Compounding those challenges, organizations today face a daunting regulatory environment. Mark Melodia, a partner at Reed Smith, joked that the regulatory environment is so dynamic that it's difficult to create a slide for a webcast that's not out of date by the time it's typed up. He cited recent pronouncements from the FTC and new requirements surrounding HIIPA and patient privacy in the healthcare industry (the topic of an upcoming Exterro webcast). Beyond U.S. regulations, large organizations operate on a global scale and must also consider the specific laws of individual countries or regions.

“When you go across borders it gets all the more complex….the kind of digitized information we're talking about is inherently not national in scope," Melodia said. “Our privacy laws, and to some extent our security laws, look at things as if national borders matter to data." He added that the increasing popularity of the Cloud further complicates cross-border issues, since it's not always clear what specific laws apply to cloud-based data.
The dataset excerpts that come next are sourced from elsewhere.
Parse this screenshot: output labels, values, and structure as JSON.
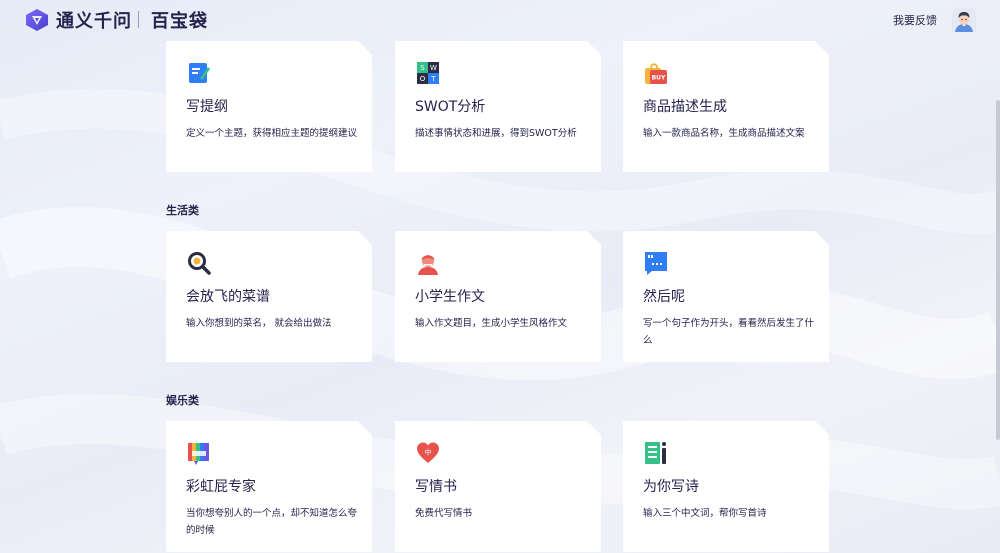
{
  "header": {
    "brand": "通义千问",
    "sub_brand": "百宝袋",
    "feedback_label": "我要反馈"
  },
  "sections": [
    {
      "title": ""
    },
    {
      "title": "生活类"
    },
    {
      "title": "娱乐类"
    }
  ],
  "cards": [
    {
      "title": "写提纲",
      "desc": "定义一个主题，获得相应主题的提纲建议",
      "icon": "outline-edit-icon"
    },
    {
      "title": "SWOT分析",
      "desc": "描述事情状态和进展，得到SWOT分析",
      "icon": "swot-grid-icon",
      "icon_letters": [
        "S",
        "W",
        "O",
        "T"
      ]
    },
    {
      "title": "商品描述生成",
      "desc": "输入一款商品名称，生成商品描述文案",
      "icon": "shopping-bag-icon",
      "icon_text": "BUY"
    },
    {
      "title": "会放飞的菜谱",
      "desc": "输入你想到的菜名， 就会给出做法",
      "icon": "magnifier-icon"
    },
    {
      "title": "小学生作文",
      "desc": "输入作文题目，生成小学生风格作文",
      "icon": "student-icon"
    },
    {
      "title": "然后呢",
      "desc": "写一个句子作为开头，看看然后发生了什么",
      "icon": "quote-bubble-icon"
    },
    {
      "title": "彩虹屁专家",
      "desc": "当你想夸别人的一个点，却不知道怎么夸的时候",
      "icon": "rainbow-icon"
    },
    {
      "title": "写情书",
      "desc": "免费代写情书",
      "icon": "heart-icon",
      "icon_text": "中"
    },
    {
      "title": "为你写诗",
      "desc": "输入三个中文词，帮你写首诗",
      "icon": "poem-icon"
    }
  ],
  "colors": {
    "text": "#26244c",
    "accent_blue": "#2f7ef5",
    "red": "#e8524d",
    "green": "#35c08a",
    "purple": "#6d57e0"
  }
}
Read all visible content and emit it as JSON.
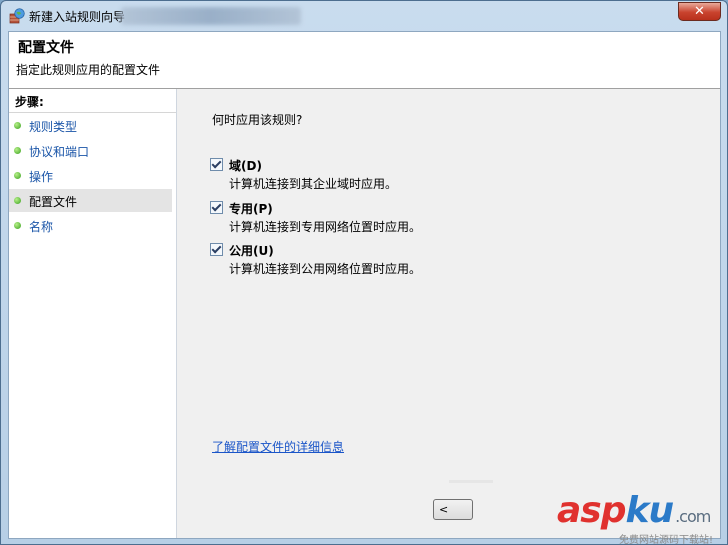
{
  "window": {
    "title": "新建入站规则向导",
    "close_label": "✕"
  },
  "header": {
    "title": "配置文件",
    "subtitle": "指定此规则应用的配置文件"
  },
  "steps": {
    "heading": "步骤:",
    "items": [
      {
        "label": "规则类型",
        "active": false
      },
      {
        "label": "协议和端口",
        "active": false
      },
      {
        "label": "操作",
        "active": false
      },
      {
        "label": "配置文件",
        "active": true
      },
      {
        "label": "名称",
        "active": false
      }
    ]
  },
  "main": {
    "question": "何时应用该规则?",
    "options": [
      {
        "label": "域(D)",
        "description": "计算机连接到其企业域时应用。",
        "checked": true
      },
      {
        "label": "专用(P)",
        "description": "计算机连接到专用网络位置时应用。",
        "checked": true
      },
      {
        "label": "公用(U)",
        "description": "计算机连接到公用网络位置时应用。",
        "checked": true
      }
    ],
    "learn_more": "了解配置文件的详细信息",
    "back_button": "<"
  },
  "watermark": {
    "asp": "asp",
    "ku": "ku",
    "domain": ".com",
    "caption": "免费网站源码下载站!"
  }
}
E-Discovery Best Practices for Dealing with the Big Data Challenge

At the conclusion of the webcast, the speakers provided some best practices for handling information governance and e-discovery in a Big Data environment. There suggestions included:

  • Automating the Legal Hold Process: One of the challenges of Big Data is making sure that all potentially relevant ESI is accounted for and preserved when litigation arises. E-Discovery requests today implicate too much data and too many custodians to be managed through emails and spreadsheets. Automated systems help track responses and facilitate follow up reminders and escalations, which eliminate the manual work that leads to errors and oversights.
  • Utilizing Predictive Technologies: One of the central e-discovery challenges of Big Data is extracting relevant information out of increasingly voluminous data sets. Any lawyer knows that relevant ESI must be found quickly. Manually sifting through millions of documents is overly time consuming and expensive. Predictive technologies offer tremendous promise not only as a means for quickly identifying relevant information but also in an information governance context, to help proactively manage and categorize ESI at its source.
  • Integrating Systems: Data handoffs between systems are the minefields of e-discovery. Extracting large volumes of data from one system and dumping it into another isn't only tedious, it's also very risky and can easily lead to lost or altered ESI. Having an integrated e-discovery platform that connects with common data sources and other e-discovery and information governance tools reduces the inherent risks of data transfer and provides centralized visibility into the process as a whole.